Dr. Philippi: Die KI-gestützte Diagnostik bietet enorme Chancen. Sie beschleunigt Abläufe und verbessert die Qualität. Universitätskliniken spielen dabei eine entscheidende Rolle, weil sie ihre Expertise über Telemedizin in die Fläche tragen können. Mit Mitteln aus dem Transformationsfonds unterstützen wir Projekte, die genau solche Netzwerkstrukturen fördern.
Krankenhaus- und Notfallreform: Qualität sichern, Strukturen neu denken
TKspezial: Herr Minister, wie gut ist die Krankenhausversorgung derzeit aufgestellt?
Dr.
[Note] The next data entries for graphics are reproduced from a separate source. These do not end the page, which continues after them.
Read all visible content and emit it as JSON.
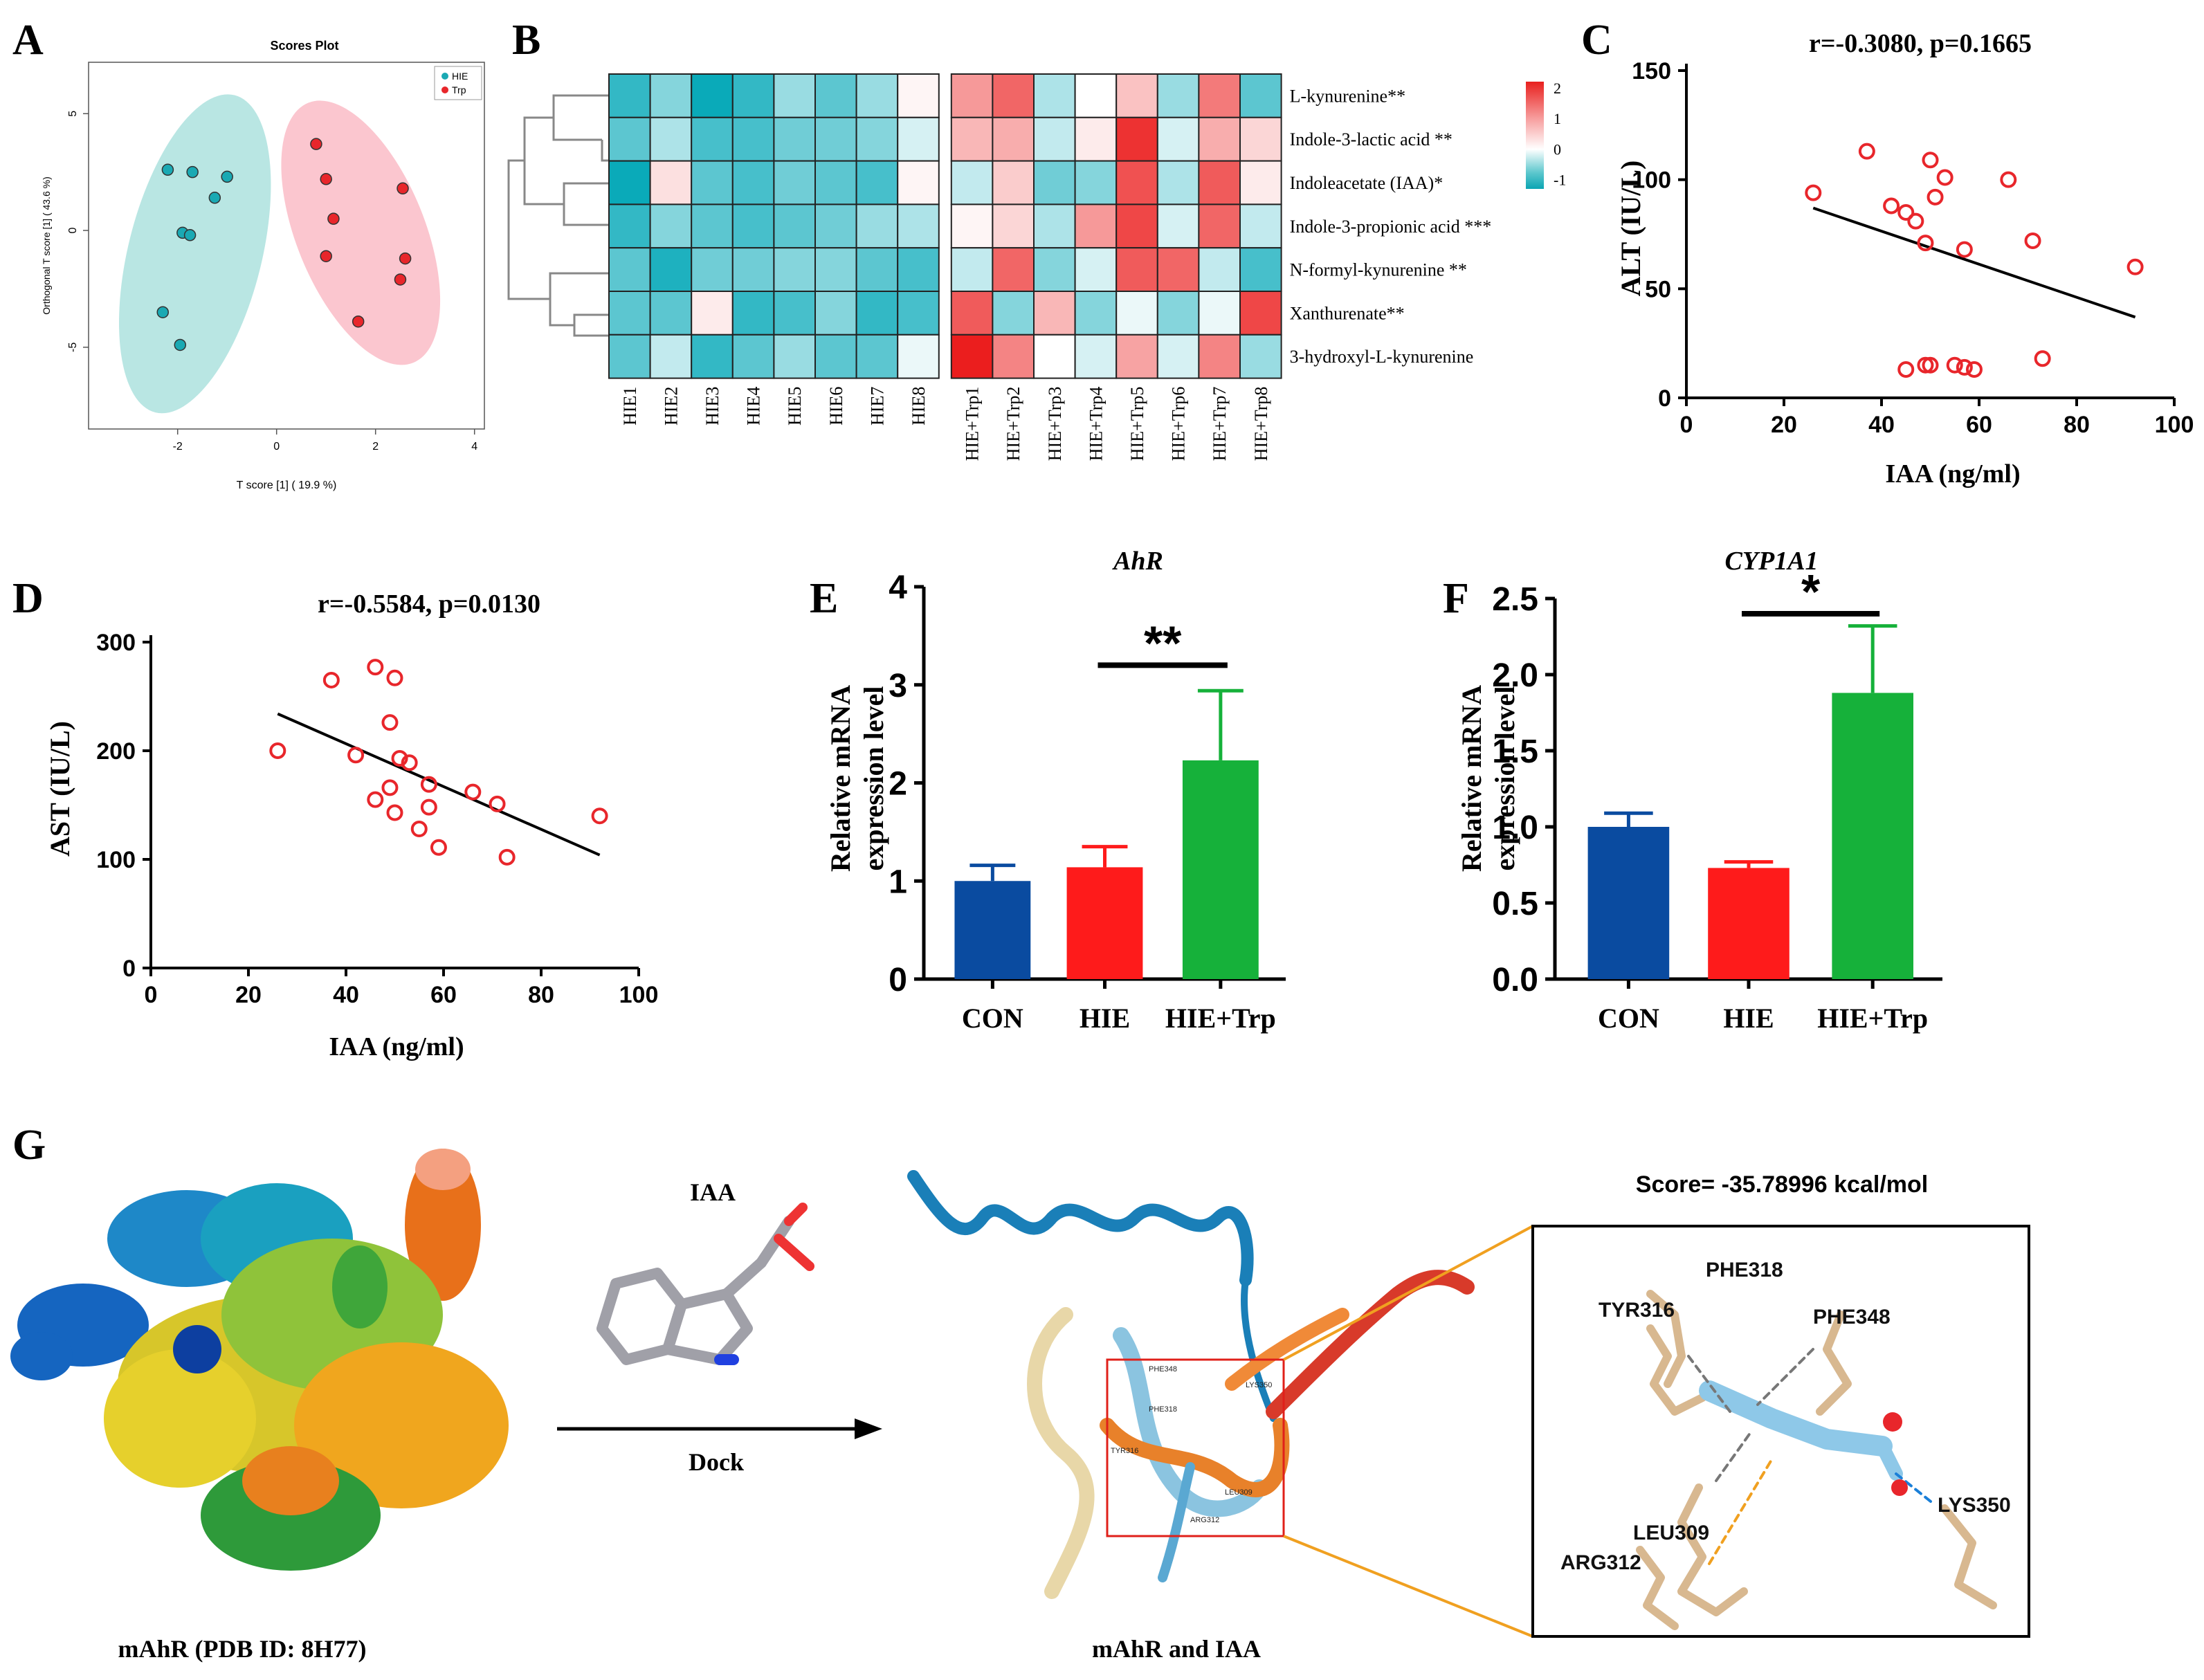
{
  "panels": {
    "A": {
      "label": "A",
      "title": "Scores Plot",
      "xlabel": "T score [1] ( 19.9 %)",
      "ylabel": "Orthogonal T score [1] ( 43.6 %)"
    },
    "B": {
      "label": "B"
    },
    "C": {
      "label": "C",
      "title": "r=-0.3080, p=0.1665"
    },
    "D": {
      "label": "D",
      "title": "r=-0.5584, p=0.0130"
    },
    "E": {
      "label": "E",
      "title": "AhR",
      "sig": "**"
    },
    "F": {
      "label": "F",
      "title": "CYP1A1",
      "sig": "*"
    },
    "G": {
      "label": "G",
      "protein_caption": "mAhR (PDB ID: 8H77)",
      "ligand_label": "IAA",
      "arrow_label": "Dock",
      "complex_caption": "mAhR  and  IAA",
      "score": "Score= -35.78996 kcal/mol",
      "inset_residues": [
        "PHE318",
        "TYR316",
        "PHE348",
        "LEU309",
        "ARG312",
        "LYS350"
      ],
      "site_residues": [
        "PHE348",
        "LYS350",
        "PHE318",
        "TYR316",
        "LEU309",
        "ARG312"
      ]
    }
  },
  "colors": {
    "teal": "#1aa9b3",
    "red": "#e8262b",
    "con": "#0a4ba0",
    "hie": "#fe1b1b",
    "hietrp": "#16b13a",
    "teal_ellipse": "#b9e6e3",
    "red_ellipse": "#fbc6cf"
  },
  "chart_data": [
    {
      "id": "A",
      "type": "scatter",
      "title": "Scores Plot",
      "xlabel": "T score [1] ( 19.9 %)",
      "ylabel": "Orthogonal T score [1] ( 43.6 %)",
      "xlim": [
        -3.8,
        4.2
      ],
      "ylim": [
        -8.5,
        7.2
      ],
      "xticks": [
        -2,
        0,
        2,
        4
      ],
      "yticks": [
        -5,
        0,
        5
      ],
      "legend": {
        "position": "top-right",
        "entries": [
          "HIE",
          "Trp"
        ]
      },
      "series": [
        {
          "name": "HIE",
          "x": [
            -2.2,
            -1.7,
            -1.0,
            -1.25,
            -1.9,
            -1.75,
            -2.3,
            -1.95
          ],
          "y": [
            2.6,
            2.5,
            2.3,
            1.4,
            -0.1,
            -0.2,
            -3.5,
            -4.9
          ]
        },
        {
          "name": "Trp",
          "x": [
            0.8,
            1.0,
            1.15,
            2.55,
            1.0,
            2.6,
            2.5,
            1.65
          ],
          "y": [
            3.7,
            2.2,
            0.5,
            1.8,
            -1.1,
            -1.2,
            -2.1,
            -3.9
          ]
        }
      ]
    },
    {
      "id": "B",
      "type": "heatmap",
      "columns": [
        "HIE1",
        "HIE2",
        "HIE3",
        "HIE4",
        "HIE5",
        "HIE6",
        "HIE7",
        "HIE8",
        "HIE+Trp1",
        "HIE+Trp2",
        "HIE+Trp3",
        "HIE+Trp4",
        "HIE+Trp5",
        "HIE+Trp6",
        "HIE+Trp7",
        "HIE+Trp8"
      ],
      "rows": [
        "L-kynurenine**",
        "Indole-3-lactic acid **",
        "Indoleacetate (IAA)*",
        "Indole-3-propionic acid ***",
        "N-formyl-kynurenine **",
        "Xanthurenate**",
        "3-hydroxyl-L-kynurenine"
      ],
      "scale": {
        "min": -1.3,
        "max": 2.2,
        "ticks": [
          2,
          1,
          0,
          -1
        ]
      },
      "values": [
        [
          -1.0,
          -0.6,
          -1.2,
          -1.0,
          -0.5,
          -0.8,
          -0.5,
          0.1,
          1.0,
          1.5,
          -0.4,
          0.0,
          0.6,
          -0.5,
          1.3,
          -0.8
        ],
        [
          -0.8,
          -0.4,
          -0.9,
          -0.9,
          -0.7,
          -0.7,
          -0.6,
          -0.2,
          0.7,
          0.8,
          -0.3,
          0.2,
          2.0,
          -0.2,
          0.8,
          0.4
        ],
        [
          -1.2,
          0.3,
          -0.8,
          -0.9,
          -0.7,
          -0.8,
          -0.9,
          0.1,
          -0.3,
          0.5,
          -0.7,
          -0.6,
          1.7,
          -0.4,
          1.6,
          0.2
        ],
        [
          -1.0,
          -0.6,
          -0.8,
          -0.9,
          -0.8,
          -0.7,
          -0.5,
          -0.4,
          0.1,
          0.4,
          -0.4,
          1.0,
          1.8,
          -0.2,
          1.5,
          -0.3
        ],
        [
          -0.8,
          -1.1,
          -0.7,
          -0.7,
          -0.6,
          -0.6,
          -0.8,
          -0.9,
          -0.3,
          1.5,
          -0.6,
          -0.2,
          1.6,
          1.5,
          -0.3,
          -0.9
        ],
        [
          -0.8,
          -0.8,
          0.2,
          -1.0,
          -0.9,
          -0.6,
          -1.0,
          -0.9,
          1.6,
          -0.6,
          0.7,
          -0.6,
          -0.1,
          -0.6,
          -0.1,
          1.8
        ],
        [
          -0.8,
          -0.3,
          -1.0,
          -0.8,
          -0.5,
          -0.8,
          -0.8,
          -0.1,
          2.2,
          1.2,
          0.0,
          -0.2,
          0.9,
          -0.2,
          1.2,
          -0.5
        ]
      ]
    },
    {
      "id": "C",
      "type": "scatter",
      "title": "r=-0.3080, p=0.1665",
      "xlabel": "IAA (ng/ml)",
      "ylabel": "ALT (IU/L)",
      "xlim": [
        0,
        100
      ],
      "ylim": [
        0,
        150
      ],
      "xticks": [
        0,
        20,
        40,
        60,
        80,
        100
      ],
      "yticks": [
        0,
        50,
        100,
        150
      ],
      "series": [
        {
          "x": [
            26,
            37,
            42,
            45,
            47,
            50,
            49,
            51,
            53,
            57,
            66,
            71,
            92,
            49,
            45,
            50,
            55,
            57,
            59,
            73
          ],
          "y": [
            94,
            113,
            88,
            85,
            81,
            109,
            71,
            92,
            101,
            68,
            100,
            72,
            60,
            15,
            13,
            15,
            15,
            14,
            13,
            18
          ]
        }
      ],
      "regression": {
        "x": [
          26,
          92
        ],
        "y": [
          87,
          37
        ]
      }
    },
    {
      "id": "D",
      "type": "scatter",
      "title": "r=-0.5584, p=0.0130",
      "xlabel": "IAA (ng/ml)",
      "ylabel": "AST (IU/L)",
      "xlim": [
        0,
        100
      ],
      "ylim": [
        0,
        300
      ],
      "xticks": [
        0,
        20,
        40,
        60,
        80,
        100
      ],
      "yticks": [
        0,
        100,
        200,
        300
      ],
      "series": [
        {
          "x": [
            26,
            37,
            42,
            46,
            50,
            49,
            51,
            53,
            57,
            66,
            71,
            92,
            46,
            49,
            50,
            55,
            57,
            59,
            73
          ],
          "y": [
            200,
            265,
            196,
            277,
            267,
            226,
            193,
            189,
            169,
            162,
            151,
            140,
            155,
            166,
            143,
            128,
            148,
            111,
            102
          ]
        }
      ],
      "regression": {
        "x": [
          26,
          92
        ],
        "y": [
          234,
          104
        ]
      }
    },
    {
      "id": "E",
      "type": "bar",
      "title": "AhR",
      "ylabel": "Relative mRNA expression level",
      "categories": [
        "CON",
        "HIE",
        "HIE+Trp"
      ],
      "values": [
        1.0,
        1.14,
        2.23
      ],
      "errors": [
        0.16,
        0.21,
        0.71
      ],
      "ylim": [
        0,
        4
      ],
      "yticks": [
        0,
        1,
        2,
        3,
        4
      ],
      "significance": "**"
    },
    {
      "id": "F",
      "type": "bar",
      "title": "CYP1A1",
      "ylabel": "Relative mRNA expression level",
      "categories": [
        "CON",
        "HIE",
        "HIE+Trp"
      ],
      "values": [
        1.0,
        0.73,
        1.88
      ],
      "errors": [
        0.09,
        0.04,
        0.44
      ],
      "ylim": [
        0,
        2.5
      ],
      "yticks": [
        0.0,
        0.5,
        1.0,
        1.5,
        2.0,
        2.5
      ],
      "significance": "*"
    }
  ]
}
Philippi: Wir haben in Niedersachsen viel erreicht, aber es bleibt Luft nach oben. Im Planungsausschuss sitzen wir mit allen Beteiligten gemeinsam am Tisch. Das Land investiert jährlich über 300 Millionen Euro in die Krankenhäuser, zusätzlich fließen 444 Millionen Euro aus dem Transformationsfonds in Projekte, die Modernisierung und Digitalisierung vorantreiben.
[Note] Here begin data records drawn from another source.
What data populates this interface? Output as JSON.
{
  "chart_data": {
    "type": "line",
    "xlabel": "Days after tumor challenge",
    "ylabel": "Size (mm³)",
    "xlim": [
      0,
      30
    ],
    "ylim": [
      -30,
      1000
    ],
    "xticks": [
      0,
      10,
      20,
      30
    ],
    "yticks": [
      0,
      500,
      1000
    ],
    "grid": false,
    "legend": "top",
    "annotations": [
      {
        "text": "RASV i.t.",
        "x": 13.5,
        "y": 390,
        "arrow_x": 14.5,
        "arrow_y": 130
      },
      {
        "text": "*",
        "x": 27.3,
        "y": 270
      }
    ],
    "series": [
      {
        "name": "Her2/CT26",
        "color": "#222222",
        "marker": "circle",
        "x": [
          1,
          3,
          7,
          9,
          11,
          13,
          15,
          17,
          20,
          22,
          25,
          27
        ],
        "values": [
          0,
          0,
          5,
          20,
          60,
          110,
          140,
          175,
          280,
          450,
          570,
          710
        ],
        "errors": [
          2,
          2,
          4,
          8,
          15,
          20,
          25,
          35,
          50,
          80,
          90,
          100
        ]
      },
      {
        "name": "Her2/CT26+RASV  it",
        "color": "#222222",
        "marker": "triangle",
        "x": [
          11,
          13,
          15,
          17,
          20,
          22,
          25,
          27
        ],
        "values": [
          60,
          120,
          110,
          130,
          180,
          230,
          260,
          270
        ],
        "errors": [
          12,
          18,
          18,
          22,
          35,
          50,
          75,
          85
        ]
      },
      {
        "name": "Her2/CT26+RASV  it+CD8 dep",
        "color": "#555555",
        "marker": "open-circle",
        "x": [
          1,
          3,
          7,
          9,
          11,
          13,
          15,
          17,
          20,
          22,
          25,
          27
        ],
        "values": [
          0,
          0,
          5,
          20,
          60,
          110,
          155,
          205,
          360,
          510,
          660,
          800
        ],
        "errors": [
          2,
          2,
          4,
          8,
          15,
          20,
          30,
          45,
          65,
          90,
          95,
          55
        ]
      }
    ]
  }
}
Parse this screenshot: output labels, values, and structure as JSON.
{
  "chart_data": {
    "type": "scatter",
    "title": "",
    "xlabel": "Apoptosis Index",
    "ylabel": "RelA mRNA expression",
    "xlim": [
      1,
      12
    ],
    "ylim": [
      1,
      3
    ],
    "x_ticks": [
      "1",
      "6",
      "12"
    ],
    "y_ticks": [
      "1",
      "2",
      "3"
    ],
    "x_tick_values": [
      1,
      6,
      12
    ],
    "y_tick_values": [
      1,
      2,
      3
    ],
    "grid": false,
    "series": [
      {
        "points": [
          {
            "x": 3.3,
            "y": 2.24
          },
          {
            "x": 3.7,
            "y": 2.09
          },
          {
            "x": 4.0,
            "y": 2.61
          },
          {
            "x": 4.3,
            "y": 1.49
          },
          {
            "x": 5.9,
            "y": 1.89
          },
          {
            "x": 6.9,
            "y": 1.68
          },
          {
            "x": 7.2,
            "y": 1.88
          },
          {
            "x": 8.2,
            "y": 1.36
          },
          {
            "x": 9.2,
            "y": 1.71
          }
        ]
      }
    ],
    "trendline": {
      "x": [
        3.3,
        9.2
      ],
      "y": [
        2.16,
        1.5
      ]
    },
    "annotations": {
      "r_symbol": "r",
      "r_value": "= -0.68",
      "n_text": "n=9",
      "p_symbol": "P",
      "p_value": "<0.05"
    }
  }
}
Wichtig ist: Es kommt nicht auf das nächstgelegene, sondern auf das richtige Krankenhaus an. Qualität und Spezialisierung müssen die Versorgung bestimmen, nicht Postleitzahlen. Aktuell sprechen wir intensiv mit den Kommunen über die Notfallreform. Ein zentraler Punkt wird die Frage sein, wie der Rettungsdienst künftig im SGB V verankert wird, sobald das neue Bundesgesetz kommt. Hier liegt noch viel Arbeit vor uns.
TKspezial: Frau Hempen, wie blickt die TK auf die Reformpläne?
Hempen: Die Krankenhausreform wird uns lange beschäftigen. Ich schaue mit Hoffnung darauf, weil eine Neuausrichtung dringend notwendig ist. Gleichzeitig mache ich mir Sorgen, dass die Qualität am Ende zu wenig Gewicht bekommt. Sie muss der Leitstern dieser Reform sein.
Das Thema Finanzierung treibt mich um. Es kann nicht sein, dass wir ein so wichtiges System dauerhaft über Kredite am Laufen halten. Wenn wir es auf den Punkt bringen wollen: Wir kaufen "Butter und Brot" auf Pump - das ist nicht nachhaltig. Deshalb müssen wir uns auch den stationären Bereich genau ansehen, der einer der größten Kostenblöcke der GKV ist.
Mein Wunsch ist, dass am Ende Kooperation und Vernunft siegen. Dass wir gemeinsam entscheiden, was klug ist - damit Patientinnen und Patienten eine Versorgung bekommen, die qualitativ gut ist und am richtigen Ort stattfindet. Niedersachsen hat dafür großes Potenzial.
Wunschzettel für die Versorgung in Niedersachsen
TKspezial: Was wünschen Sie sich für die kommenden Jahre?
Dr. Philippi: Ich wünsche mir mehr Vertrauen - zwischen den Leistungserbringenden und den Kostenträgern. Wenn wir Vertrauen stärken, können wir Bürokratie abbauen. Das schafft Freiräume für das, worum es eigentlich geht: die Behandlung der Patientinnen und Patienten. Vertrauen reduziert Komplexität.
Hempen: Ich wünsche mir den Geist der Enquete-Kommission zurück - also das gemeinsame, sachliche, konstruktive Arbeiten an den Versorgungsstrukturen in Niedersachsen. Wir müssen das Gute weiterführen und Innovationen schneller in die Versorgung bringen. Wenn alle Akteure an einem Tisch sitzen und gemeinsam an Lösungen arbeiten, können wir sehr viel erreichen.